Dans une série précédente, Les sombres,
l'artiste avait découpé des gabarits (terme qu'elle
préfère à celui de pochoir) selon les lignes
sinueuses déterminées par la chute d'une corde
sur le sol. Reportées sur la toile, ces formes aléatoires,
sinon hasardeuses, tenaient alors lieu de figures, c'est-à-dire
qu'elles s'étaient assigné la position centrale
- et en l'occurrence exclusive - traditionnellement occupée
par la figure. La série intitulée Révélé
reste fidèle au principe de formes fixées au moyen
d'un gabarit mais n'a plus recours à la corde. C'est désormais
un assistant de l'artiste qui s'est chargé de la découpe
des gabarits. Loin d'être anecdotique, ce procédé
indique la nature essentiellement subjective du hasard : il est
ce qui échappe à un déterminisme connaissable
par un sujet. Rien n'indique que ce déterminisme ne soit
pas connaissable en soi. Que ce soit la chute d'une corde sur
le sol, la face sur laquelle retombe une pièce de monnaie,
une combinaison de chiffres gagnante ou le libre choix d'une
tierce personne, rien de tout ceci n'échappe aux lois
de la physique ou même, pour le dernier exemple, à
la volonté de l'individu qui a effectué la manipulation.

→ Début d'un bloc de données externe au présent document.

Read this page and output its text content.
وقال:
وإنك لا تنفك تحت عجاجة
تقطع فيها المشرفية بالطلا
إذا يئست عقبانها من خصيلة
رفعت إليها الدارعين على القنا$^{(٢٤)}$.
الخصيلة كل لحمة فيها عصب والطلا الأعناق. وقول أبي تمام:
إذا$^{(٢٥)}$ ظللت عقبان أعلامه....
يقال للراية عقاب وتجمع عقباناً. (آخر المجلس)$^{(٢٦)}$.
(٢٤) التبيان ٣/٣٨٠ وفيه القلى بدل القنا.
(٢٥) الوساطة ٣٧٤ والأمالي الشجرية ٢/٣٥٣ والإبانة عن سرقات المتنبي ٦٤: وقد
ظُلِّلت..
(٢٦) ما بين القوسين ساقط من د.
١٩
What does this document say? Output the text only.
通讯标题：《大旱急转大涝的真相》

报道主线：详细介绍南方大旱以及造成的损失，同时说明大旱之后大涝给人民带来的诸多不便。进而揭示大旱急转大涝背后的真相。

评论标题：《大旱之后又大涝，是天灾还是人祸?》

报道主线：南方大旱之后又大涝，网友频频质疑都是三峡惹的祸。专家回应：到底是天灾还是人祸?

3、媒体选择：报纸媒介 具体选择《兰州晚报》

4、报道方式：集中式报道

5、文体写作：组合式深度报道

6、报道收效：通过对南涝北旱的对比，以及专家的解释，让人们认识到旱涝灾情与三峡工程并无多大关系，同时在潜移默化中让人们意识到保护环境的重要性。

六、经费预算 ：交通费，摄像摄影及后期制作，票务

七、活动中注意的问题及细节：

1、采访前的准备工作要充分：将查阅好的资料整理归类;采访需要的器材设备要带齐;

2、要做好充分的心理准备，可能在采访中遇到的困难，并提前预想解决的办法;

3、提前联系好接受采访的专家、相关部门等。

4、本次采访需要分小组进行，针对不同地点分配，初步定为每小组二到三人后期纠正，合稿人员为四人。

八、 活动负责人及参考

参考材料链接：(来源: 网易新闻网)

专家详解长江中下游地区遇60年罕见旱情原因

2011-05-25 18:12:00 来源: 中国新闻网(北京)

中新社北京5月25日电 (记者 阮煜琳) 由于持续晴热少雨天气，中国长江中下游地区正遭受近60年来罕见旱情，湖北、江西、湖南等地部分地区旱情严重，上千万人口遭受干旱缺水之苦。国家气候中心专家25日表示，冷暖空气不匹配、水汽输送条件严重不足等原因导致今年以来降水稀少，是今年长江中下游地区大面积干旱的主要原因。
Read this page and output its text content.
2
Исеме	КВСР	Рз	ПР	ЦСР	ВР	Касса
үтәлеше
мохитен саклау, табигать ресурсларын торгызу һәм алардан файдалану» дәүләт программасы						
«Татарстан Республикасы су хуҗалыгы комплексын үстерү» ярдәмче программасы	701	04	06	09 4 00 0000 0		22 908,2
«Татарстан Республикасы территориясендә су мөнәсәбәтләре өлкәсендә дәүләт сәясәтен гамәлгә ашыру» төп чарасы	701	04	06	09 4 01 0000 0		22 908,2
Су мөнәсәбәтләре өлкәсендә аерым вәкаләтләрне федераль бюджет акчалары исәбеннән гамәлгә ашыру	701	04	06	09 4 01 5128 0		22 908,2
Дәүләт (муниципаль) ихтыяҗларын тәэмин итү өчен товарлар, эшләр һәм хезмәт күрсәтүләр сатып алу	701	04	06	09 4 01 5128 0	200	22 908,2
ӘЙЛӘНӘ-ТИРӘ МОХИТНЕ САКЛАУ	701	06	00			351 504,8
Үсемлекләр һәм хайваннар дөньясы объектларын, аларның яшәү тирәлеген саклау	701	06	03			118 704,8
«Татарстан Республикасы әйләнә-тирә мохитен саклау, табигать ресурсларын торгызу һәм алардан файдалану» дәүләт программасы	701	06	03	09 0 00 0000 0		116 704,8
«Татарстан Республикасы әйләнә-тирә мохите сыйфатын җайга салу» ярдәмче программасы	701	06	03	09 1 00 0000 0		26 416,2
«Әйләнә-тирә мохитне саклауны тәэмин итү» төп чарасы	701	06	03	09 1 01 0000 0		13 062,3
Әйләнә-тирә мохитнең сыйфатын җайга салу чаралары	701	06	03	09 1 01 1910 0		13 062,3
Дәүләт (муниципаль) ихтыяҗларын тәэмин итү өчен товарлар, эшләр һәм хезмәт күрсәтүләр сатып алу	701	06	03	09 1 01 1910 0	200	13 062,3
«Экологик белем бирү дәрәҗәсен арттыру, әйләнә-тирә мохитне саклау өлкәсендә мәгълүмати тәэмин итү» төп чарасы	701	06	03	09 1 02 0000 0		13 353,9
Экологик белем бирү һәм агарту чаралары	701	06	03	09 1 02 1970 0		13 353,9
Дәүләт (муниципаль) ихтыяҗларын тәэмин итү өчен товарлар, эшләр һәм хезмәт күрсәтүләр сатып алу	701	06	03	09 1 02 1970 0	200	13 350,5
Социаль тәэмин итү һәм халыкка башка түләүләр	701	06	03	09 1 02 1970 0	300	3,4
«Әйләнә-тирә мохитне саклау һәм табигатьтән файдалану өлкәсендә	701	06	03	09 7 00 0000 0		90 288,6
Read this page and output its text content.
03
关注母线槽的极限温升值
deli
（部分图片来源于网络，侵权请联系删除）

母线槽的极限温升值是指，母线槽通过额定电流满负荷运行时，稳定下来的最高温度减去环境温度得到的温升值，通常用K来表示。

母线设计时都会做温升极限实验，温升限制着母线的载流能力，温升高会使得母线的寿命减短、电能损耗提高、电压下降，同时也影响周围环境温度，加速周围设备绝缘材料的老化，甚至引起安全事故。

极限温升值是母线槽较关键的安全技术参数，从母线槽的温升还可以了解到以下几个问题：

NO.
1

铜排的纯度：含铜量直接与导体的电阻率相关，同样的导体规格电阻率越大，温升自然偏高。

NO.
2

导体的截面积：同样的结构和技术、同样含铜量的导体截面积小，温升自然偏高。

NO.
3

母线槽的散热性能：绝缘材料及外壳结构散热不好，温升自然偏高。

Cela échappe seulement à l'observateur. Le hasard,
c'est tout ce qui n'est pas maîtrisable par moi.
Se limitant dé-libérément (c'est-à-dire
pour s'y attacher) à ces quelques formes définies
par un autre, la seule liberté de l'artiste est de disposer
d'elles en choisissant leur agencement et leur répartition
sur la toile. Les formes sont ainsi greffées les unes
aux autres, sont raboutées, sont composées et recomposées
sans cesse selon un (dés)ordre insensé. Ordonnées
par l'artiste en vue d'une composition particulière, elles
assument néanmoins le désordre de ce qui est en
perpétuelle mutation et n'a finalement aucun sens. C'est
cet interminable roulement de dés qui fait sans cesse
basculer l'ordre dans le désordre et vice versa. Pourtant,
peut-être le coup de pinceau de l'artiste est-il seul en
mesure d'abolir le hasard...
En effet, les différentes configurations que Monique Frydman
attribue à des formes étranges (parce que leur
genèse lui est étrangère), les agglomérations
qu'elle décide, les couleurs dont elle les emplit ou,
au contraire, dont elle les cerne, le traitement du fond dans
lequel elle les plonge, tous ces composants plastiques les incorporent
à un tableau qui, en dernière analyse et au premier
coup d'oeil, est bien une oeuvre de Monique Frydman. Dès
lors, le hasard n'est plus. Il a sans doute présidé
à la fécondation de la peinture, mais il s'est
dissout dans son bain. Car c'est bien d'une profondeur qu'il
s'agit, à la fois abysse et abîme, liquide et terrestre.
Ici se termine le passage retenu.